Sharepoint: a viewpoint from IT directors
Charles Christian has posted onto The Orange Rag a summary of a round table discussion between IT directors of Law firms on SharePoint. See Charles' post for the full summary, but below I have grouped together some of the points that most interested me:
What is SharePoint?
- Sharepoint is still perceived as all things to all men -what exactly is your firm trying to achieve and do with Sharepoint?
- Microsoft defined SharePoint as an Information Management Platform – it is a toolset with which a firm can create a multitude of applications.
SharePoint's phenomenal growth
- From Microsoft’s perspective Sharepoint is their number one business application in terms of sales, with over 100 million Sharepoint licenses, that’s one in 20 MS licensed PCs in the world using Sharepoint!
Impact of SharePoint on the vendor market
- Some felt quite strongly that Sharepoint is and will continue to enable them to reduce the number of bespoke and niche applications they need.
It was generally agreed that the vendors to have/are/will suffer from SharePoint are: 1) Portal vendors 2) Web Content Management solutions 3) Workflow solutions - One prominent IT Director guaranteed that in 5 years there would be no Document management Systems (DMS) as we know it today instead this would all be done through and using Sharepoint. Neil Cameron Predicated that fairly soon any enterprise portal/intranet will be run with Sharepoint
I like the point about SharePoint being all things to all men: it has for example driven a coach and horses through the distinction between an intranets and a document management system.

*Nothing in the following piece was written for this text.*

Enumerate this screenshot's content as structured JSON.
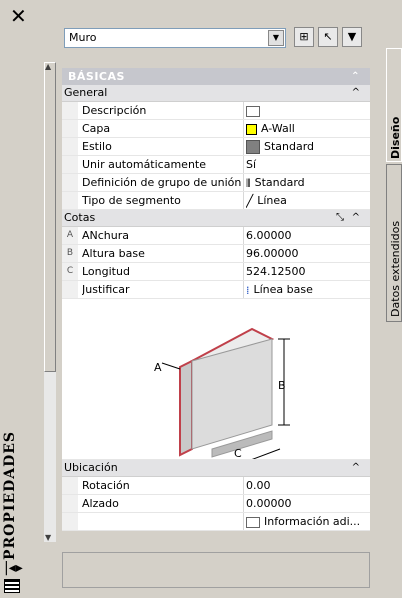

I worked for one organisation which was rolling out a document management system for colleagues to store their working documents, whilst replacing its intranet with SharePoint. Pretty soon they realised that by giving every team the ability to create sites on SharePoint they were in effect rolling out two document management systems at the same time.
I hope Sharepoint has improved since I last used it 18 months ago. It suffered from a number of weaknesses, notably:
- too easy to create disconnected 'silo' sites, which were very hard to navigate between
- clunky check-in, check-out, model (contrast this with Google Docs).
It was better than the shared-drives-and-email combo, but not much.